Apendektomi dapat dilakukan dibawah anastesi umum atau spinal dengan insisi
abdomen bawah atau dengan laparoskopi, yang merupakan metode terbaru yang
sangat efektif. Konsep Asuhan Keperawatan Sebelum operasi dilakukan klien
perlu dipersiapkan secara fisik maupun psikis, disamping itu juga klien perlu
diberikan pengetahuan tentang peristiwa yang akan dialami setelah dioperasi dan
diberikan latihan-latihan fisik (pernafasan dalam, gerakan kaki dan duduk) untuk
digunakan dalam periode post operatif. Hal ini penting oleh karena banyak klien
merasa cemas atau khawatir bila akan dioperasi dan juga terhadap penerimaan
anastesi.
2.7 pencegahan

Untuk mecegah penyakit appendicitis biasanya mengatur apa yang


biasanya dimakan karena penyakit ini ada di bagian perut sebaiknya :

Hindari mengkonsumsi minuman keras, soda dan kopi

Perbanyak minum air putih

Cegah memakan bahan pangan yang mempunyai bau tajam. Entah itu
buah, dan lain-lainnya.

Jangan tahan sendawa sehabis makan

Amit (jangan tahan kentut ataupun BAB)

BAB III
PENUTUP

3.1 Kesimpulan

Dari pengertian diatas dapat simpulkan bahwa apendiks adalah termasuk


ke dalam salah satu organ sistem pencernaan yang terletak tepat dibawah dan
melekat pada sekum yang berfungsi sebagai imun. Apendisistis merupakan
inflamasi akut pada apendiks yang disebabkan oleh fekalit (massa keras dari
feces), tumor atau benda asing di dalam tubuh, namun ulserasi mukosa oleh
parasit E.
Histolytica juga dapat menyebabkan apendisitis. Gaya hidup individu pun
dapat menyebabkan terjadinya apendisitis, kebiasaan individu mengkonsumsi
makanan rendah serat dapat menyebabkan konstipasi yang akan menyebabkan
meningkatnya tekanan intraluminal yang berakibat timbulnya sumbatan
fungsional apendiks dan meningkatnya pertumbuhan kuman flora kolon biasa dan
terjadilah apendisitis.
Apendisitis adalah peradangan yang terjadi pada apendiks vermiformis, dan
bukan peradangan usus buntu. apendiks atau yang sering disebut juga dengan
umbai cacing adalah organ tambahan pada usus buntu. fungsi apendiks adalah
sebagai organ imunologik dan secara aktif berperan dalam sekresi
immunoglobulin (suatu kekebalan tubuh).
Apendisitis ada 2 macam, yaitu apendisitis akut dan apendisitis kronis.
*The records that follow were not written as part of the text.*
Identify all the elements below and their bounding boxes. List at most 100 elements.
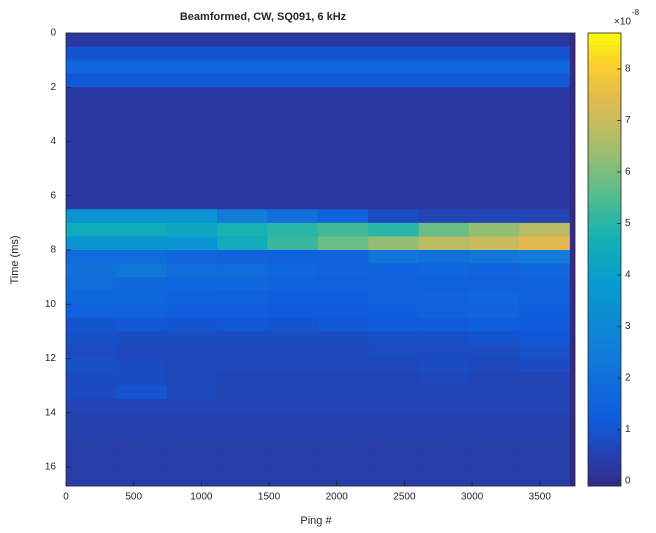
colorbar-swatch — [588, 135, 621, 139]
heatmap-cell — [368, 359, 419, 373]
heatmap-cell — [469, 236, 520, 250]
heatmap-cell — [419, 277, 470, 291]
heatmap-cell — [419, 250, 470, 264]
heatmap-cell — [318, 169, 369, 183]
heatmap-cell — [318, 372, 369, 386]
colorbar-swatch — [588, 392, 621, 396]
colorbar-swatch — [588, 161, 621, 165]
heatmap-cell — [66, 60, 117, 74]
heatmap-cell — [267, 128, 318, 142]
heatmap-cell — [318, 399, 369, 413]
heatmap-cell — [267, 264, 318, 278]
colorbar-swatch — [588, 33, 621, 37]
heatmap-cell — [267, 155, 318, 169]
heatmap-cell — [318, 209, 369, 223]
heatmap-cell — [469, 264, 520, 278]
heatmap-cell — [167, 74, 218, 88]
heatmap-cell — [318, 182, 369, 196]
heatmap-cell — [66, 331, 117, 345]
colorbar-swatch — [588, 56, 621, 60]
heatmap-cell — [267, 196, 318, 210]
colorbar-swatch — [588, 339, 621, 343]
colorbar-swatch — [588, 312, 621, 316]
colorbar-swatch — [588, 441, 621, 445]
heatmap-cell — [368, 372, 419, 386]
heatmap-cell — [66, 169, 117, 183]
heatmap-cell — [116, 101, 167, 115]
colorbar-swatch — [588, 59, 621, 63]
colorbar-swatch — [588, 112, 621, 116]
heatmap-cell — [217, 467, 268, 481]
heatmap-cell — [167, 209, 218, 223]
heatmap-cell — [66, 426, 117, 440]
colorbar-swatch — [588, 67, 621, 71]
heatmap-cell — [519, 426, 570, 440]
heatmap-cell — [66, 209, 117, 223]
heatmap-cell — [116, 74, 167, 88]
heatmap-cell — [116, 169, 167, 183]
heatmap-cell — [419, 399, 470, 413]
heatmap-cell — [469, 223, 520, 237]
heatmap-cell — [217, 264, 268, 278]
x-tick-label: 0 — [63, 492, 69, 503]
colorbar-swatch — [588, 93, 621, 97]
heatmap-cell — [267, 209, 318, 223]
heatmap-cell — [217, 128, 268, 142]
heatmap-cell — [66, 359, 117, 373]
colorbar-swatch — [588, 448, 621, 452]
heatmap-cell — [469, 196, 520, 210]
heatmap-cell — [167, 264, 218, 278]
colorbar-swatch — [588, 127, 621, 131]
heatmap-cell — [318, 331, 369, 345]
heatmap-cell — [116, 250, 167, 264]
colorbar-swatch — [588, 411, 621, 415]
heatmap-cell — [116, 264, 167, 278]
heatmap-cell — [368, 413, 419, 427]
heatmap-cell — [419, 128, 470, 142]
heatmap-cell — [368, 182, 419, 196]
heatmap-cell — [368, 33, 419, 47]
y-tick-label: 6 — [50, 190, 56, 201]
colorbar-swatch — [588, 256, 621, 260]
heatmap-cell — [519, 291, 570, 305]
x-tick-label: 3500 — [529, 492, 552, 503]
heatmap-cell — [519, 128, 570, 142]
heatmap-cell — [519, 33, 570, 47]
heatmap-cell — [419, 331, 470, 345]
heatmap-cell — [167, 128, 218, 142]
heatmap-cell — [368, 223, 419, 237]
heatmap-cell — [167, 331, 218, 345]
heatmap-cell — [217, 440, 268, 454]
heatmap-cell — [469, 453, 520, 467]
colorbar-swatch — [588, 478, 621, 482]
colorbar-swatch — [588, 78, 621, 82]
heatmap-cell — [217, 169, 268, 183]
heatmap-cell — [217, 372, 268, 386]
heatmap-cell — [368, 264, 419, 278]
colorbar-swatch — [588, 369, 621, 373]
heatmap-cell — [519, 209, 570, 223]
heatmap-cell — [66, 142, 117, 156]
colorbar-tick-label: 5 — [625, 218, 631, 229]
colorbar-swatch — [588, 422, 621, 426]
heatmap-cell — [519, 47, 570, 61]
colorbar-swatch — [588, 429, 621, 433]
heatmap-cell — [469, 467, 520, 481]
heatmap-cell — [469, 426, 520, 440]
colorbar-swatch — [588, 158, 621, 162]
heatmap-cell — [267, 169, 318, 183]
heatmap-cell — [217, 481, 268, 487]
colorbar-tick-label: 4 — [625, 270, 631, 281]
heatmap-cell — [469, 440, 520, 454]
heatmap-cell — [217, 101, 268, 115]
heatmap-cell — [116, 114, 167, 128]
colorbar-swatch — [588, 165, 621, 169]
heatmap-cell — [469, 304, 520, 318]
heatmap-cell — [66, 236, 117, 250]
colorbar-swatch — [588, 233, 621, 237]
colorbar-swatch — [588, 278, 621, 282]
colorbar-swatch — [588, 377, 621, 381]
heatmap-cell — [419, 209, 470, 223]
heatmap-cell — [368, 440, 419, 454]
colorbar-swatch — [588, 44, 621, 48]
Yang
mendasari terjadinya apendisitis adalah adanya sumbatan pada saluran apendiks.
Selain penyebab di atas apendisitis ini pada umumnya karena infeksi bakteri atau
kuman. Infeksi kuman dari colon yang paling sering adalah E. Coli dan
streptococcus. Penyebab lain yang diduga menimbulkan apendisitis adalah
ulserasi mukosa apendiks oleh parasit E. Histolytica.
Ada beberapa hal yang penting dalam gejala penyakit apendisitis, yaitu
nyeri, muntah dan mual, suhu tubuh meningkat, nadi cepat, sasa sakit hilang
timbul, diare atau konstipasi, tungkai kanan tidak dapat atau terasa sakit jika
diluruskan, perut kembung, hasil leukosit meningkat. Gejala lain adalah badan
lemah dan kurang nafsu makan, penderita nampak sakit, menghindarkan
pergerakan.
Pemeriksaan apendisitis dapat dilakukan melalui pemeriksaan fisik yaitu
inspeksi, palpasi, pemeriksaan uji psoas dan uji obturator, pemeriksaan colok
dubur. Selain pemeriksaan fisik juga dilakukan pemeriksaan penunjang yaitu
pemeriksaan laboratorium dan radiologi.

3.2 Saran

Bagi mahasiswa keperawatan diharapkan dapat memahami konsep dasar


penyakit apendisitis yang berguna bagi profesi dan orang sekitar kita.
Bagi masyarakat diharapkan dapat memanfaatkan makalah ini untuk
menambah pengetahuan tentang penyakit apendisitis.